The lights of Ardha were below me now. I glimpsed torchlit processions streaming through the boulevards of the city, and lantern-lit gardens, and the lighted windows of the mansions and palaces. The zzumalak flew an erratic, meandering course across the breadth of the metropolis, wavering drunkenly in its flight.

My one-handed grip on its foreleg was loosening as my hand wearied. Risking much, I released my grip in order to hold my scabbard steady while I sheathed my sword, which would bree both hands for the task of clinging ahold of my unpredictable steed.

And then the zzumalak dropped me and I fell like a stone.

Chapter 22

BLACK MASKS IN THE NIGHT

Perhaps I cried out as I fell; I have no idea, for, if I did, the wind whipped the cry from my lips.
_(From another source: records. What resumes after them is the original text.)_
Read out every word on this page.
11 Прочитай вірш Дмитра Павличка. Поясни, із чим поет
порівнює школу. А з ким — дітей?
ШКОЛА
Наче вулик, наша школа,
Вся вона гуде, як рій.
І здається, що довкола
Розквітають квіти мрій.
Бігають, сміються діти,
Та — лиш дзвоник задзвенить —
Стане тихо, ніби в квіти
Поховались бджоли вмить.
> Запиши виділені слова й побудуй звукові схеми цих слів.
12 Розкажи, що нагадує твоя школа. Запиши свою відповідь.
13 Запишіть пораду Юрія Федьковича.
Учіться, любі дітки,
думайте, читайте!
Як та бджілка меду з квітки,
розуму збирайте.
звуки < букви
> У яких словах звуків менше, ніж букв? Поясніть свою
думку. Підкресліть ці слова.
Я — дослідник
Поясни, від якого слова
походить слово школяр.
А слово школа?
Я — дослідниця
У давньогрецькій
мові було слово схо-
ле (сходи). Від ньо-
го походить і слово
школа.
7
The instinct that bids a doomed man cling to life is a powerful one. For I reached out desperately with both arms to catch some obstacle and break my fall.

To my own amazement I caught hold of a slender shaft of wood.

At the time I had no idea of what it was. Now, looking back on my memories of that terrible, endless moment of falling through space, I think it must have been one of the long, slim flagstaffs that thrust from the rooftops of Ardhanese buildings and from which heraldic banners are suspended.